\«Les développements en science génétique seront très soigneusement examinés», a indiqué M. Taylor dans un discours. «Je comprends l’inquiétude du public provoquée par les nouvelles techniques comme le clonage d’une brebis adulte, et notamment sur l’éventualité d’une telle expérience menée sur des humains».
«Il doit être clair qu’un large éventail de contrôles a été mis en place pour empêcher l’indésirable de devenir une réalité», a-t-il ajouté, se référant notamment à la Commission de conseil sur la génétique humaine (HGAC), créée récemment par le gouvernement.
Cette commission, dont la première réunion s’est tenue jeudi à Londres, a pour tâche «d’examiner les implications éthiques, sociales et économiques des développements dans la génétique», a indiqué M. Taylor. Des rapports sur ses travaux seront régulièrement publiés.
«Aussi longtemps que nous garderons un œil attentif sur la génétique et que nous encouragerons un débat complet et ouvert sur les nouvelles découvertes, nous pourrons largement rester optimistes», a dit le secrétaire d’Etat. «Ces recherches devraient aider à trouver les réponses à quelques-uns des mystères de la biologie».
De terribles
dangers
«La loi sur la fertilisation humaine et l’embryologie interdit formellement le clonage d’un humain», a-t-il rappelé.
Le professeur Colin Campbell, président de la HGAC, a estimé «qu’en ce moment, il n’est pas question de s’exciter sur le clonage humain, parce qu’il est interdit selon les lois de ce pays».
Mais «nous devrons voir si les lois et les restrictions en vigueur sont adéquates. Si elles ne le sont pas, nous pourrons demander au Parlement de légiférer», a ajouté M. Campbell sur la BBC.

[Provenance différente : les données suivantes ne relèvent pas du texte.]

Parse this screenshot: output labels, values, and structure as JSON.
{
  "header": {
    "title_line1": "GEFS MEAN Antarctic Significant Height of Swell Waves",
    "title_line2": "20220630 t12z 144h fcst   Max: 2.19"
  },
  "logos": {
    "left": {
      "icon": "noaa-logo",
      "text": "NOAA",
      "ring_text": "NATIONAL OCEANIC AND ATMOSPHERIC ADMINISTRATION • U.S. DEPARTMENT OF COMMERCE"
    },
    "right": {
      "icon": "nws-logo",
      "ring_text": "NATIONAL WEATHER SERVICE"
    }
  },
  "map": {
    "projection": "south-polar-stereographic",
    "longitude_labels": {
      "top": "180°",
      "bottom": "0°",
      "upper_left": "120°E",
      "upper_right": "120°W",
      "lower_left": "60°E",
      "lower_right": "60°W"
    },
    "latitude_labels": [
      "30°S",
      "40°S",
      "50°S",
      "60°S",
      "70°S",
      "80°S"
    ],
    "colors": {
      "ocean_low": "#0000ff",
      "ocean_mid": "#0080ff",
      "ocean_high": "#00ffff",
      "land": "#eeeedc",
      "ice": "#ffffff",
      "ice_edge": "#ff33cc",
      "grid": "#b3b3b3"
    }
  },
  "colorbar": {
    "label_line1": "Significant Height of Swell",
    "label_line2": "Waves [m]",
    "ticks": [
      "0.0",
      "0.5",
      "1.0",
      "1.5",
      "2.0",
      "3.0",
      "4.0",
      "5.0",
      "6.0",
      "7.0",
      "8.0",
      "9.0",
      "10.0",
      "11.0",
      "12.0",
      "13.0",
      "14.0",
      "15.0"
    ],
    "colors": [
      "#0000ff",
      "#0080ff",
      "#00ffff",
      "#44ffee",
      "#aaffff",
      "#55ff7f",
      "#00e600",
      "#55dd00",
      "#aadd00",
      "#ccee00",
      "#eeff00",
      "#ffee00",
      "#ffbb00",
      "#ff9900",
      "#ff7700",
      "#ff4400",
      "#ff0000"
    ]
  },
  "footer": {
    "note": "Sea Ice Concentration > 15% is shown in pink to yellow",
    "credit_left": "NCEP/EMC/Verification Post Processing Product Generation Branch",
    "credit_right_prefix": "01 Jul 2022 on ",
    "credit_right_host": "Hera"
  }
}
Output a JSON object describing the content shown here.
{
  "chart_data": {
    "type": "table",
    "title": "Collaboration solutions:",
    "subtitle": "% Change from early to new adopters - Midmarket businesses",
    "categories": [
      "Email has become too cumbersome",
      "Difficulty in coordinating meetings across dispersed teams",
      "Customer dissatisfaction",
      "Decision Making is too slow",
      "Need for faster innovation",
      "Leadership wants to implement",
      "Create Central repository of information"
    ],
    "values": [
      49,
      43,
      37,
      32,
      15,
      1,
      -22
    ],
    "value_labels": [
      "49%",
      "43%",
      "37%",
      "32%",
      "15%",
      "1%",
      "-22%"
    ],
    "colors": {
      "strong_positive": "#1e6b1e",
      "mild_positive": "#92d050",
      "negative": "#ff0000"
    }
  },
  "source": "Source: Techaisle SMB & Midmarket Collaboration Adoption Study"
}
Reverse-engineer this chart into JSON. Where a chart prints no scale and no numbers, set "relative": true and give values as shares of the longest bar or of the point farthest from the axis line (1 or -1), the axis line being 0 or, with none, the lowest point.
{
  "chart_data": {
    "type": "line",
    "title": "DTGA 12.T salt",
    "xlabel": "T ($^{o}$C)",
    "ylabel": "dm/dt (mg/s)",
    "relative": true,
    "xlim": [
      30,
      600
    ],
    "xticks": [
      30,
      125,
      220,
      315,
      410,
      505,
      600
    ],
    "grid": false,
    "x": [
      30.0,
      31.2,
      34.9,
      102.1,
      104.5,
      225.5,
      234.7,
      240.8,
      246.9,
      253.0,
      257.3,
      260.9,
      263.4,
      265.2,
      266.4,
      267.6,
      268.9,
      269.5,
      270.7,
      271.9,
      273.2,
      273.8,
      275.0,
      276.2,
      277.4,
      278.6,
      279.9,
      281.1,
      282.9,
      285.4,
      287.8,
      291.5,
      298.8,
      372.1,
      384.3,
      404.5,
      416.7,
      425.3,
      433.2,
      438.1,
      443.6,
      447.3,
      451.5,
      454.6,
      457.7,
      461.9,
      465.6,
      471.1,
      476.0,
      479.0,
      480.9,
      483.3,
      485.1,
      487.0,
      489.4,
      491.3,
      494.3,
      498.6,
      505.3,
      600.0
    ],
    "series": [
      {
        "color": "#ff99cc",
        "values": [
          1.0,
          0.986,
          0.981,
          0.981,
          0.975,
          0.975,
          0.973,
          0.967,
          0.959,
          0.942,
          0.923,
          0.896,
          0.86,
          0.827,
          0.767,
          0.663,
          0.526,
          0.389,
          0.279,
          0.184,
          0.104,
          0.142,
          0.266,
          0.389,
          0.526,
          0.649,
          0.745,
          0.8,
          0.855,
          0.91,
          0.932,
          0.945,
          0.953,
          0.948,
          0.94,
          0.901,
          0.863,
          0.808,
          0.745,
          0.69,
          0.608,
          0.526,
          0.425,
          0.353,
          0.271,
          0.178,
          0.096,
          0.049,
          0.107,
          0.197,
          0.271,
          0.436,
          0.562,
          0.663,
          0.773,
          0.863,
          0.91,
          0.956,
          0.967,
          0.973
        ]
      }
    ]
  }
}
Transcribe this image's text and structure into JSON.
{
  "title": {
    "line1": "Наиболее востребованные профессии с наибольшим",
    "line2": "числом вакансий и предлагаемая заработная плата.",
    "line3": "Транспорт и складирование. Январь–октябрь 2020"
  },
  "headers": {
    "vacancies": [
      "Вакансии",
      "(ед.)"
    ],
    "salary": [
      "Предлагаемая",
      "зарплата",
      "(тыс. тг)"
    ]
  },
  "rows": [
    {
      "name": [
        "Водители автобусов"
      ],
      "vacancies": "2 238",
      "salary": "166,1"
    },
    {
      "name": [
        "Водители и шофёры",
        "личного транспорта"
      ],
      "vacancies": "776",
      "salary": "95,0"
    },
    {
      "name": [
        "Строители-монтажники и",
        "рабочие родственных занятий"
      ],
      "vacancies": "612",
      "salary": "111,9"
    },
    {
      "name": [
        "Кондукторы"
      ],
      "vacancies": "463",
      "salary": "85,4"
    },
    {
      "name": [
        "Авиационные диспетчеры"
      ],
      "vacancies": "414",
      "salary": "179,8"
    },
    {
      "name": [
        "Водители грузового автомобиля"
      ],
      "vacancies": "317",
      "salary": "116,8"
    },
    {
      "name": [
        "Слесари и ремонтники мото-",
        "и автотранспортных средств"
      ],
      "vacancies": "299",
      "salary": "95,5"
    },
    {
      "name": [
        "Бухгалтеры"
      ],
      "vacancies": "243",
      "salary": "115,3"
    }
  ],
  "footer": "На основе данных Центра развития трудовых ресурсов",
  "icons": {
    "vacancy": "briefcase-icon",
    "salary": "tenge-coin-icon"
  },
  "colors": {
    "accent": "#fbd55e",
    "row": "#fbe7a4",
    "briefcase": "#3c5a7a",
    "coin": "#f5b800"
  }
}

«Avant tout, nous devrons dire la vérité. Dire quand il existe de formidables perspectives pour traiter des maladies, mais dire aussi quand il existe de terribles dangers».
«La science dans ce pays et ailleurs ne s’arrêtera pas. Nous ne pouvons pas l’arrêter. Nous essaierons de contrôler et de guider la science plutôt que de la laisser nous imposer ses solutions», a-t-il estimé.
De son côté, le secrétaire d’Etat à l’Agriculture Tony Baldry a estimé que le clonage du bétail permettrait un «élevage sélectif plus rapide, efficace et économique» d’animaux «mieux et plus rapidement adaptés aux changements de l’environnement».
«Le travail (sur Dolly) est entièrement lié à l’élevage et il me semble qu’il a été clairement dit que la législation interdisait tous travaux similaires sur les humains», a-t-il insisté.
Le succès du clonage de la brebis Dolly par une équipe de scientifiques écossais a semé le trouble dans le monde, poussant à réfléchir à d’éventuelles nouvelles législations sur le sujet. Le clonage humain est, en effet, illégal en Grande-Bretagne, mais ce n’est pas le cas dans d’autres pays.